O deputado único do Chega anunciou esta quarta-feira que quer iniciar no parlamento o debate sobre a pena de prisão perpétua, não indicando quando apresentará uma proposta, tendo PS e PAN criticando a associação à morte de Valentina, a criança de nove anos que foi morreu em Peniche.

Falando no plenário, num momento de declarações políticas, André Ventura anunciou que “o Chega proporá a restauração da prisão perpétua em Portugal, e fá-lo-á naquilo que a melhor tradição europeia neste momento faz, com uma revisão de 20 em 20 anos”.

Apesar de os projetos de lei apresentados pelos partidos serem numerados, o líder do Chega apontou que irá atribuir ao documento o nome da menina de 9 anos que foi encontrada morta no domingo, em Peniche, “em homenagem àquela que perdeu a vida às mãos de um ato bárbaro”.

Poderíamos dizer que a prisão perpétua é a restauração do populismo, e que usar o nome de uma criança que morreu é ainda mais populismo, mas em todos os países, quando olhamos, tem sido no rescaldo de casos chocantes que têm imposto estas medidas”, justificou, naquela que foi a penúltima declaração política a que tem direito nesta sessão legislativa (ano parlamentar).

Apesar de indicar que confia “muito nos magistrados” – quando falava sobre “tentativas de ilegalizar o Chega junto do Tribunal Constitucional” – André Ventura considerou que Portugal tem uma “charada de justiça” que não ressocializa nem pune criminosos.

Por isso, argumentou o presidente demissionário do partido, é preciso “mudar a lei portuguesa” e “proteger a comunidade”.

Num pedido de esclarecimento, a deputada Isabel Rodrigues, do PS, manifestou “a consternação do grupo parlamentar” pela morte da menina, salientando que acreditava ser acompanhada por todas as deputadas e deputados eleitos, bem como por “todos os portugueses”.

“Mas queria dizer-lhe, senhor deputado André Ventura, que farsa é o senhor manifestar-se consternado com aquilo que foi, de facto, uma tragédia e usar o seu tempo de tribuna para não fazer mais nada senão propagar as suas ideias políticas, do que me fica a conclusão de que isto não constituiu para si mais do que mais uma oportunidade para colocar no megafone aquilo que o senhor efetivamente pensa”, criticou.

Isabel Rodrigues salientou igualmente que “Portugal tem, em matéria penal, um património que não será o senhor a destruir” e que “terrível, para não qualificar de outra maneira, […] é a utilização abusiva que o senhor fez da fotografia desta menina, usando-a para propagar as suas ideias”.

No que toca a maus tratos infantis, a deputada referiu que “Portugal até tem uma situação bastante mais positiva, apesar das inúmeras situações trágicas”, acrescentando que “por mais eficazes que sejam os sistemas, haverá sempre uma situação” que não será possível prever ou acudir, porque “os sistemas são operados por seres humanos”.

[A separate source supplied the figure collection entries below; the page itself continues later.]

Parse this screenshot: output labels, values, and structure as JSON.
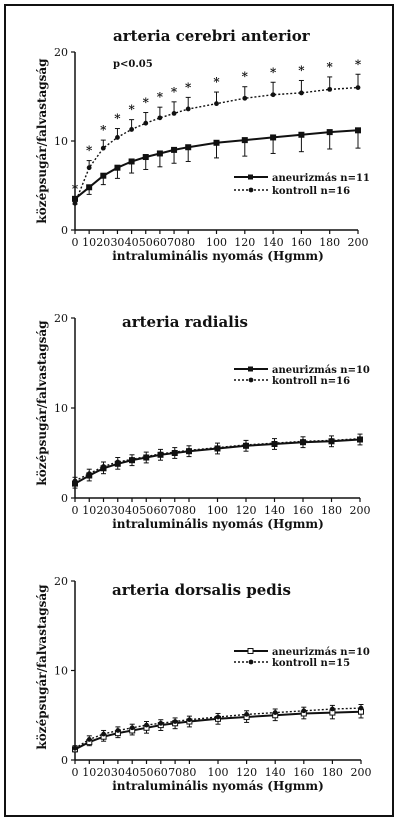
{
  "chart_data": [
    {
      "type": "line",
      "title": "arteria cerebri anterior",
      "xlabel": "intraluminális nyomás (Hgmm)",
      "ylabel": "középsugár/falvastagság",
      "xlim": [
        0,
        200
      ],
      "ylim": [
        0,
        20
      ],
      "x_ticks": [
        0,
        10,
        20,
        30,
        40,
        50,
        60,
        70,
        80,
        100,
        120,
        140,
        160,
        180,
        200
      ],
      "y_ticks": [
        0,
        10,
        20
      ],
      "x": [
        0,
        10,
        20,
        30,
        40,
        50,
        60,
        70,
        80,
        100,
        120,
        140,
        160,
        180,
        200
      ],
      "series": [
        {
          "name": "aneurizmás n=11",
          "style": "solid",
          "values": [
            3.5,
            4.8,
            6.1,
            7.0,
            7.7,
            8.2,
            8.6,
            9.0,
            9.3,
            9.8,
            10.1,
            10.4,
            10.7,
            11.0,
            11.2
          ],
          "errors": [
            0.6,
            0.8,
            1.0,
            1.2,
            1.3,
            1.4,
            1.5,
            1.5,
            1.6,
            1.7,
            1.8,
            1.8,
            1.9,
            1.9,
            2.0
          ]
        },
        {
          "name": "kontroll n=16",
          "style": "dotted",
          "values": [
            3.0,
            7.0,
            9.2,
            10.4,
            11.3,
            12.0,
            12.6,
            13.1,
            13.6,
            14.2,
            14.8,
            15.2,
            15.4,
            15.8,
            16.0
          ],
          "errors": [
            0.5,
            0.8,
            0.9,
            1.0,
            1.1,
            1.2,
            1.2,
            1.3,
            1.3,
            1.3,
            1.3,
            1.4,
            1.4,
            1.4,
            1.5
          ]
        }
      ],
      "annotation": "p<0.05",
      "significance_marks": {
        "symbol": "*",
        "x": [
          0,
          10,
          20,
          30,
          40,
          50,
          60,
          70,
          80,
          100,
          120,
          140,
          160,
          180,
          200
        ]
      }
    },
    {
      "type": "line",
      "title": "arteria  radialis",
      "xlabel": "intraluminális nyomás (Hgmm)",
      "ylabel": "középsugár/falvastagság",
      "xlim": [
        0,
        200
      ],
      "ylim": [
        0,
        20
      ],
      "x_ticks": [
        0,
        10,
        20,
        30,
        40,
        50,
        60,
        70,
        80,
        100,
        120,
        140,
        160,
        180,
        200
      ],
      "y_ticks": [
        0,
        10,
        20
      ],
      "x": [
        0,
        10,
        20,
        30,
        40,
        50,
        60,
        70,
        80,
        100,
        120,
        140,
        160,
        180,
        200
      ],
      "series": [
        {
          "name": "aneurizmás n=10",
          "style": "solid",
          "values": [
            1.6,
            2.5,
            3.3,
            3.8,
            4.2,
            4.5,
            4.8,
            5.0,
            5.2,
            5.5,
            5.8,
            6.0,
            6.2,
            6.3,
            6.5
          ],
          "errors": [
            0.5,
            0.6,
            0.6,
            0.6,
            0.6,
            0.6,
            0.6,
            0.6,
            0.6,
            0.6,
            0.6,
            0.6,
            0.6,
            0.6,
            0.6
          ]
        },
        {
          "name": "kontroll n=16",
          "style": "dotted",
          "values": [
            1.9,
            2.7,
            3.5,
            4.0,
            4.3,
            4.6,
            4.9,
            5.1,
            5.3,
            5.6,
            5.9,
            6.1,
            6.3,
            6.4,
            6.6
          ],
          "errors": [
            0.4,
            0.5,
            0.5,
            0.5,
            0.5,
            0.5,
            0.5,
            0.5,
            0.5,
            0.5,
            0.5,
            0.5,
            0.5,
            0.5,
            0.5
          ]
        }
      ]
    },
    {
      "type": "line",
      "title": "arteria  dorsalis  pedis",
      "xlabel": "intraluminális nyomás (Hgmm)",
      "ylabel": "középsugár/falvastagság",
      "xlim": [
        0,
        200
      ],
      "ylim": [
        0,
        20
      ],
      "x_ticks": [
        0,
        10,
        20,
        30,
        40,
        50,
        60,
        70,
        80,
        100,
        120,
        140,
        160,
        180,
        200
      ],
      "y_ticks": [
        0,
        10,
        20
      ],
      "x": [
        0,
        10,
        20,
        30,
        40,
        50,
        60,
        70,
        80,
        100,
        120,
        140,
        160,
        180,
        200
      ],
      "series": [
        {
          "name": "aneurizmás n=10",
          "style": "solid",
          "values": [
            1.2,
            2.0,
            2.6,
            3.0,
            3.3,
            3.6,
            3.9,
            4.1,
            4.3,
            4.6,
            4.8,
            5.0,
            5.2,
            5.3,
            5.4
          ],
          "errors": [
            0.3,
            0.4,
            0.5,
            0.5,
            0.5,
            0.6,
            0.6,
            0.6,
            0.6,
            0.6,
            0.6,
            0.6,
            0.6,
            0.7,
            0.7
          ]
        },
        {
          "name": "kontroll n=15",
          "style": "dotted",
          "values": [
            1.3,
            2.3,
            2.9,
            3.3,
            3.6,
            3.9,
            4.1,
            4.3,
            4.5,
            4.8,
            5.1,
            5.3,
            5.5,
            5.7,
            5.8
          ],
          "errors": [
            0.3,
            0.4,
            0.4,
            0.4,
            0.4,
            0.4,
            0.4,
            0.4,
            0.4,
            0.4,
            0.4,
            0.4,
            0.4,
            0.4,
            0.4
          ]
        }
      ]
    }
  ]
}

Também Inês Sousa Real, líder parlamentar do PAN, lamentou a “trágica perda” da “criança às mãos da violência”, mas alertou Ventura que “não vale tudo em política” e que “um aproveitamento político da morte de uma criança é algo que não se faz”.

E em política não vale sermos, não só, incoerentes, como virmos para aqui, de forma populista, utilizar uma tragédia para trazer uma agenda ideológica quando depois, na prática, criticamos aquelas que são as medidas trazias pelas outras forças políticas”, vincou, especificando que o Chega votou contra uma proposta do PAN que visava a criação de um observatório para proteção dos direitos da criança.

Por isso, a deputada acusou o líder demissionário do Chega de ser incoerente entre o que diz e o que vota.

O pai da criança encontrada morta no domingo em Peniche terá sido o autor do crime, de acordo com o juiz de instrução do Tribunal de Leiria, que hoje decretou a prisão preventiva ao homem e à madrasta da menina.